Second, we compare the CPCD to two publicly available datasets that partly cover Czech political candidates: Comprehensive European Parliament electoral data (COMEPELDA) and the dataset used in the Party People book that studies candidate turnover in elections in Central and Eastern Europe37. We also intended to compare the CPCD to the Constituency-Level Elections Archive (CLEA), but abandoned the plan after we found that the CLEA dataset was flawed and inconsistent with the primary and the only authoritative dataset provided by the CZSO.
COMEPELDA consolidates information on European Parliament elections into one source. It provides information on formal electoral rules as well as national-level and district-level election results for parties and individual politicians (including full candidate lists)3. In the case of parties covered by COMEPELDA, the number of candidates running on their party lists is the same. In addition, the comparison of individual candidates, the number of preferential votes, and elected MEPs is the same in both datasets.

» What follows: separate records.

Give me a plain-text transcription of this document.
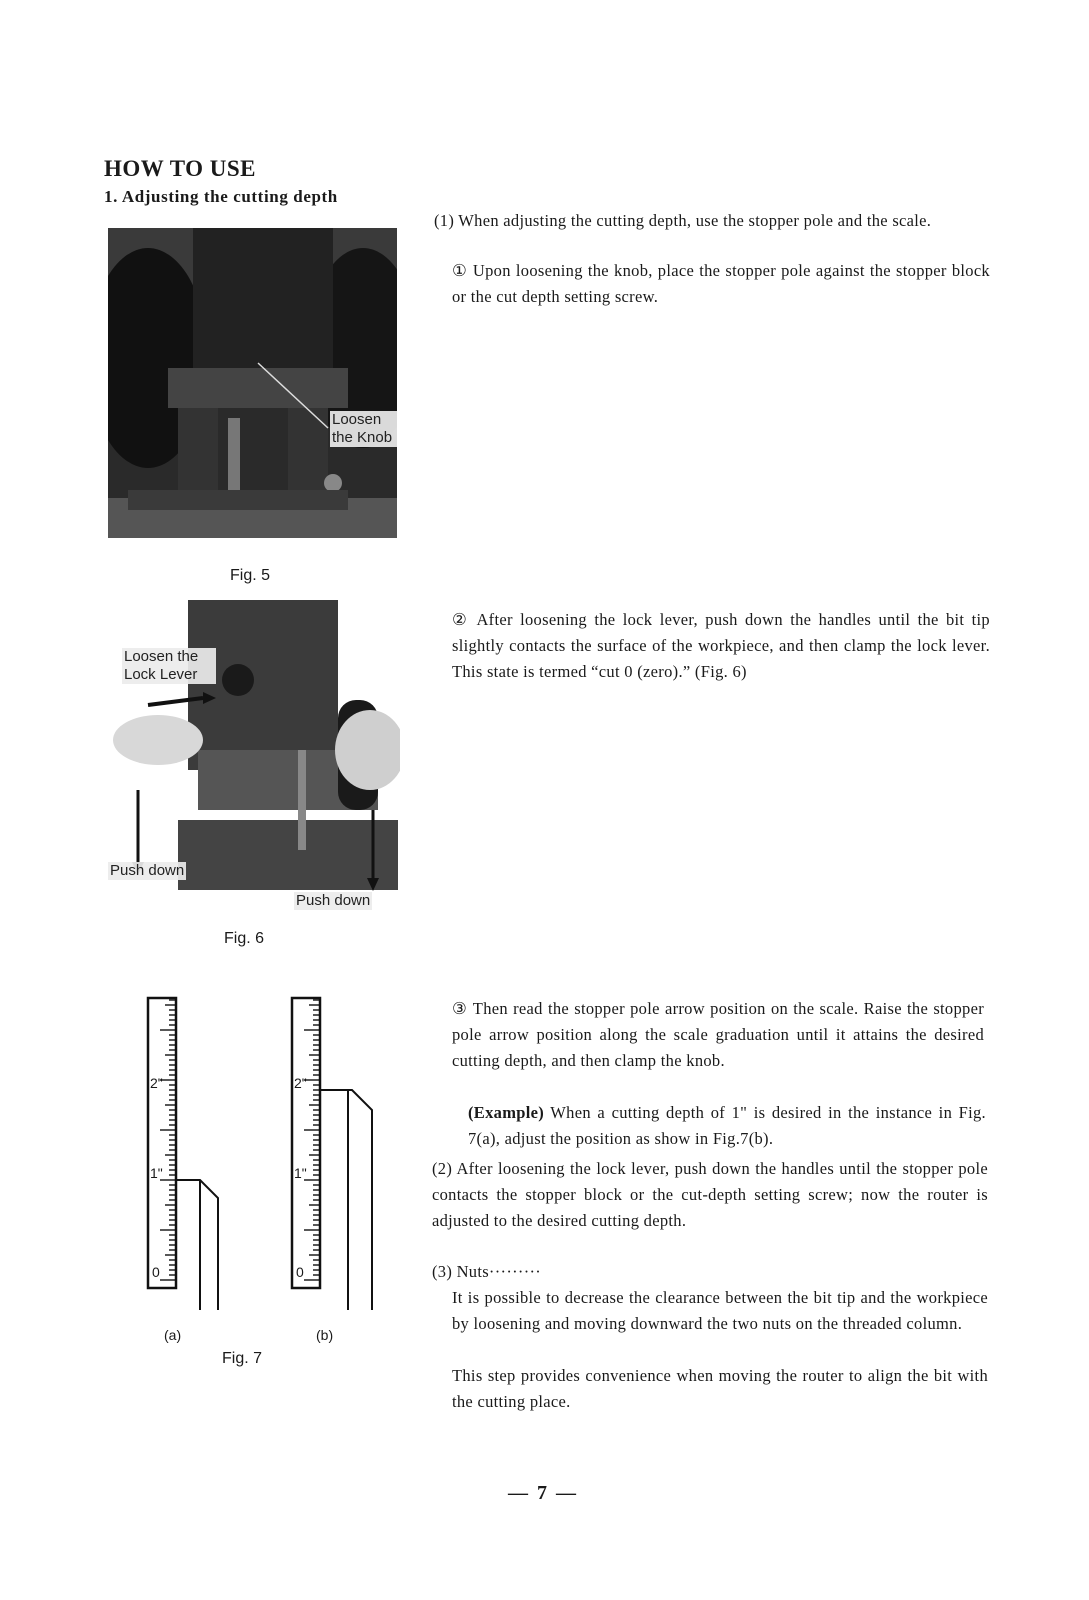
HOW TO USE
1. Adjusting the cutting depth
Loosen the Knob
Fig. 5
Loosen the Lock Lever
Push down
Push down
Fig. 6
2"
1"
0
2"
1"
0
(a)	(b)
Fig. 7
(1) When adjusting the cutting depth, use the stopper pole and the scale.
① Upon loosening the knob, place the stopper pole against the stopper block or the cut depth setting screw.
② After loosening the lock lever, push down the handles until the bit tip slightly contacts the surface of the workpiece, and then clamp the lock lever. This state is termed “cut 0 (zero).” (Fig. 6)
③ Then read the stopper pole arrow position on the scale. Raise the stopper pole arrow position along the scale graduation until it attains the desired cutting depth, and then clamp the knob.
(Example) When a cutting depth of 1" is desired in the instance in Fig. 7(a), adjust the position as show in Fig.7(b).
(2) After loosening the lock lever, push down the handles until the stopper pole contacts the stopper block or the cut-depth setting screw; now the router is adjusted to the desired cutting depth.
(3) Nuts·········
It is possible to decrease the clearance between the bit tip and the workpiece by loosening and moving downward the two nuts on the threaded column.
This step provides convenience when moving the router to align the bit with the cutting place.
— 7 —
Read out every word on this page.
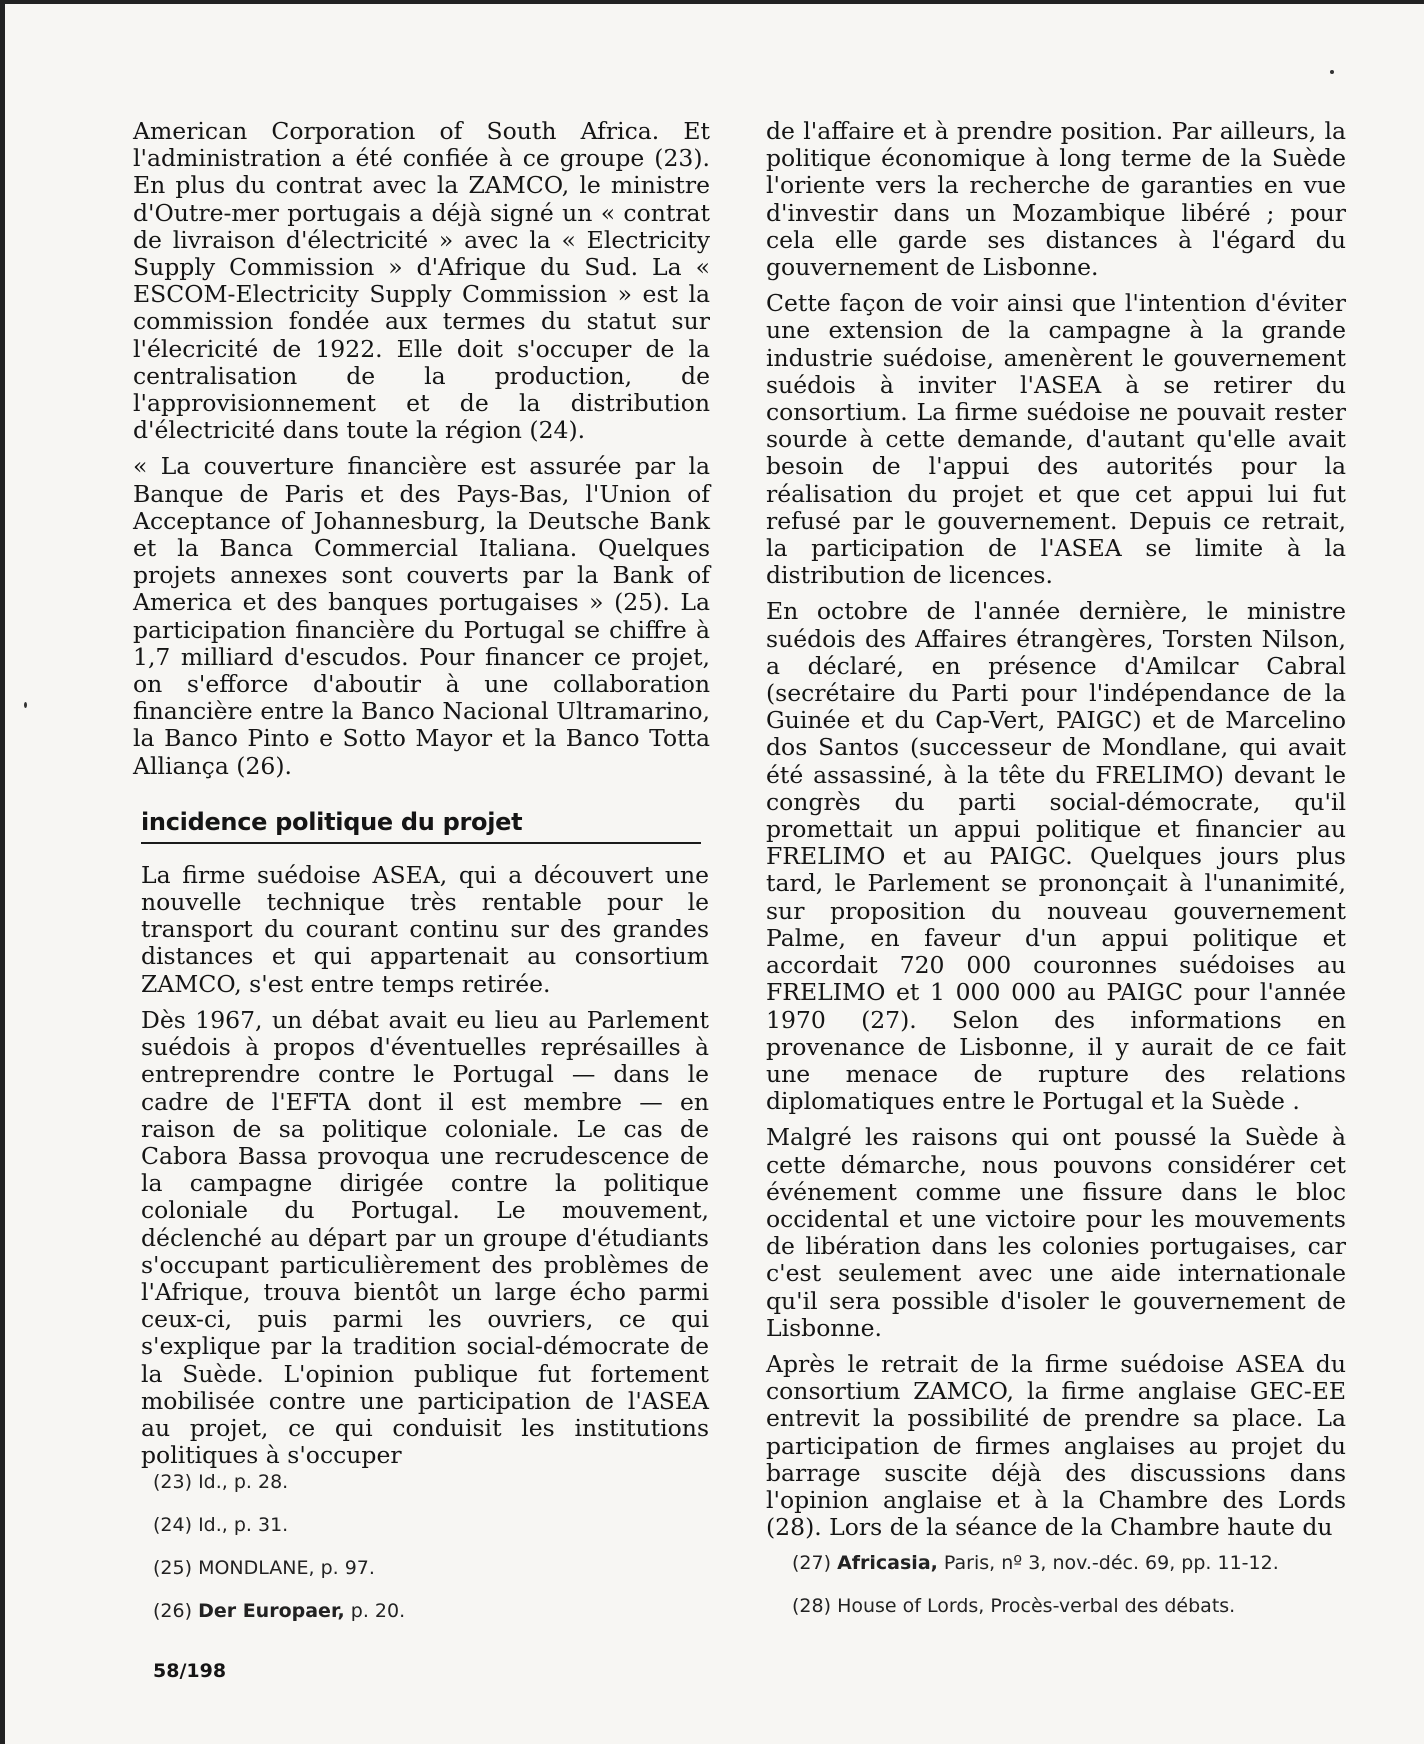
American Corporation of South Africa. Et l'administration a été confiée à ce groupe (23). En plus du contrat avec la ZAMCO, le ministre d'Outre-mer portugais a déjà signé un « contrat de livraison d'électricité » avec la « Electricity Supply Commission » d'Afrique du Sud. La « ESCOM-Electricity Supply Commission » est la commission fondée aux termes du statut sur l'élecricité de 1922. Elle doit s'occuper de la centralisation de la production, de l'approvisionnement et de la distribution d'électricité dans toute la région (24).

« La couverture financière est assurée par la Banque de Paris et des Pays-Bas, l'Union of Acceptance of Johannesburg, la Deutsche Bank et la Banca Commercial Italiana. Quelques projets annexes sont couverts par la Bank of America et des banques portugaises » (25). La participation financière du Portugal se chiffre à 1,7 milliard d'escudos. Pour financer ce projet, on s'efforce d'aboutir à une collaboration financière entre la Banco Nacional Ultramarino, la Banco Pinto e Sotto Mayor et la Banco Totta Alliança (26).

incidence politique du projet

La firme suédoise ASEA, qui a découvert une nouvelle technique très rentable pour le transport du courant continu sur des grandes distances et qui appartenait au consortium ZAMCO, s'est entre temps retirée.

Dès 1967, un débat avait eu lieu au Parlement suédois à propos d'éventuelles représailles à entreprendre contre le Portugal — dans le cadre de l'EFTA dont il est membre — en raison de sa politique coloniale. Le cas de Cabora Bassa provoqua une recrudescence de la campagne dirigée contre la politique coloniale du Portugal. Le mouvement, déclenché au départ par un groupe d'étudiants s'occupant particulièrement des problèmes de l'Afrique, trouva bientôt un large écho parmi ceux-ci, puis parmi les ouvriers, ce qui s'explique par la tradition social-démocrate de la Suède. L'opinion publique fut fortement mobilisée contre une participation de l'ASEA au projet, ce qui conduisit les institutions politiques à s'occuper

de l'affaire et à prendre position. Par ailleurs, la politique économique à long terme de la Suède l'oriente vers la recherche de garanties en vue d'investir dans un Mozambique libéré ; pour cela elle garde ses distances à l'égard du gouvernement de Lisbonne.

Cette façon de voir ainsi que l'intention d'éviter une extension de la campagne à la grande industrie suédoise, amenèrent le gouvernement suédois à inviter l'ASEA à se retirer du consortium. La firme suédoise ne pouvait rester sourde à cette demande, d'autant qu'elle avait besoin de l'appui des autorités pour la réalisation du projet et que cet appui lui fut refusé par le gouvernement. Depuis ce retrait, la participation de l'ASEA se limite à la distribution de licences.

En octobre de l'année dernière, le ministre suédois des Affaires étrangères, Torsten Nilson, a déclaré, en présence d'Amilcar Cabral (secrétaire du Parti pour l'indépendance de la Guinée et du Cap-Vert, PAIGC) et de Marcelino dos Santos (successeur de Mondlane, qui avait été assassiné, à la tête du FRELIMO) devant le congrès du parti social-démocrate, qu'il promettait un appui politique et financier au FRELIMO et au PAIGC. Quelques jours plus tard, le Parlement se prononçait à l'unanimité, sur proposition du nouveau gouvernement Palme, en faveur d'un appui politique et accordait 720 000 couronnes suédoises au FRELIMO et 1 000 000 au PAIGC pour l'année 1970 (27). Selon des informations en provenance de Lisbonne, il y aurait de ce fait une menace de rupture des relations diplomatiques entre le Portugal et la Suède .

Malgré les raisons qui ont poussé la Suède à cette démarche, nous pouvons considérer cet événement comme une fissure dans le bloc occidental et une victoire pour les mouvements de libération dans les colonies portugaises, car c'est seulement avec une aide internationale qu'il sera possible d'isoler le gouvernement de Lisbonne.

Après le retrait de la firme suédoise ASEA du consortium ZAMCO, la firme anglaise GEC-EE entrevit la possibilité de prendre sa place. La participation de firmes anglaises au projet du barrage suscite déjà des discussions dans l'opinion anglaise et à la Chambre des Lords (28). Lors de la séance de la Chambre haute du

(23) Id., p. 28.
(24) Id., p. 31.
(25) MONDLANE, p. 97.
(26) Der Europaer, p. 20.
(27) Africasia, Paris, nº 3, nov.-déc. 69, pp. 11-12.
(28) House of Lords, Procès-verbal des débats.
58/198
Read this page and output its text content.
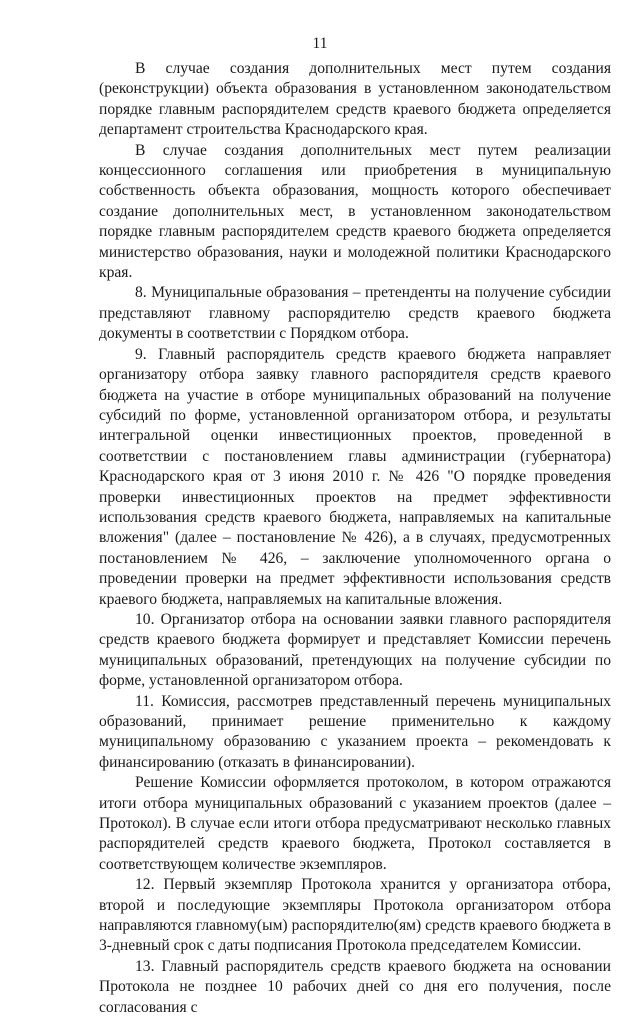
11

В случае создания дополнительных мест путем создания (реконструкции) объекта образования в установленном законодательством порядке главным распорядителем средств краевого бюджета определяется департамент строительства Краснодарского края.

В случае создания дополнительных мест путем реализации концессионного соглашения или приобретения в муниципальную собственность объекта образования, мощность которого обеспечивает создание дополнительных мест, в установленном законодательством порядке главным распорядителем средств краевого бюджета определяется министерство образования, науки и молодежной политики Краснодарского края.

8. Муниципальные образования – претенденты на получение субсидии представляют главному распорядителю средств краевого бюджета документы в соответствии с Порядком отбора.

9. Главный распорядитель средств краевого бюджета направляет организатору отбора заявку главного распорядителя средств краевого бюджета на участие в отборе муниципальных образований на получение субсидий по форме, установленной организатором отбора, и результаты интегральной оценки инвестиционных проектов, проведенной в соответствии с постановлением главы администрации (губернатора) Краснодарского края от 3 июня 2010 г. № 426 "О порядке проведения проверки инвестиционных проектов на предмет эффективности использования средств краевого бюджета, направляемых на капитальные вложения" (далее – постановление № 426), а в случаях, предусмотренных постановлением № 426, – заключение уполномоченного органа о проведении проверки на предмет эффективности использования средств краевого бюджета, направляемых на капитальные вложения.

10. Организатор отбора на основании заявки главного распорядителя средств краевого бюджета формирует и представляет Комиссии перечень муниципальных образований, претендующих на получение субсидии по форме, установленной организатором отбора.

11. Комиссия, рассмотрев представленный перечень муниципальных образований, принимает решение применительно к каждому муниципальному образованию с указанием проекта – рекомендовать к финансированию (отказать в финансировании).

Решение Комиссии оформляется протоколом, в котором отражаются итоги отбора муниципальных образований с указанием проектов (далее – Протокол). В случае если итоги отбора предусматривают несколько главных распорядителей средств краевого бюджета, Протокол составляется в соответствующем количестве экземпляров.

12. Первый экземпляр Протокола хранится у организатора отбора, второй и последующие экземпляры Протокола организатором отбора направляются главному(ым) распорядителю(ям) средств краевого бюджета в 3-дневный срок с даты подписания Протокола председателем Комиссии.

13. Главный распорядитель средств краевого бюджета на основании Протокола не позднее 10 рабочих дней со дня его получения, после согласования с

We utilize the dataset used in the Party People book to validate our matching of candidates across elections. Specifically, we replicate the Czech parties’ weighted candidate novelty (WCN) in two consecutive elections to the Chamber of Deputies for the period from 1998 to 2013 from Sikk and Köker36. Candidate novelty measures the share of candidates who did not run in any previous election, which is then weighted by the candidates’ list position and the parties’ vote share, to calculate WCN. Our measure of WCN strongly correlates (r > 0.9) with the WCN reported by Sikk and Köker36; see Tables S2–S6 in Supplementary Information B.
Third, we identified recently published academic articles on females among elected representatives in the Czech Republic8,38 and compared the numbers to those we derived using the CPCD. The variable indicating female candidates in the CPCD was created based on the names of the candidates (see section Data records), so the comparison of female shares provides further validation of the data transformations. We present the share of females among elected representatives for all elections in the last column of Table 2. The first study compared, by Maškarinec8, graphically presents the share of women among elected representatives for the Chamber of Deputies, the European Parliament, and regional and municipal assemblies. The graphical comparison of our statistics and the figure from Maškarinec8 suggests that there are no discrepancies in the numbers of female elected officials between his study and our data. The second study, by Voda (2022), provides exact numbers for seven municipal elections. We record the same numbers for three elections (2010, 2014, and 2018) and differ by 0.1 percentage points in three other elections (1994, 1998, and 2006). In the 2002 election, the difference was larger, as CPCD statistics yield 22.6% of female elected candidates, while the study by Voda (2022) says 27.1%. As CPCD’s 22.6% corresponds to the same figure presented in the study by Maškarinec8, we believe the CPCD yields more credible statistics.
Technical validation for CPDD
To validate the CPDD dataset, we used donors’ dates of birth. Because public authorities lack the means to verify the accuracy and correctness of the submitted list of donors, there could be some concern that reported donors are made up. Personal donor information, such as date of birth, would be the primary suspect, as this piece of information is the most challenging to verify. We build on psychological literature that argues that people have difficulty generating random digits to test for potentially made-up dates of birth, similar to what is known in the literature as election forensics to detect fraud in election results39,40.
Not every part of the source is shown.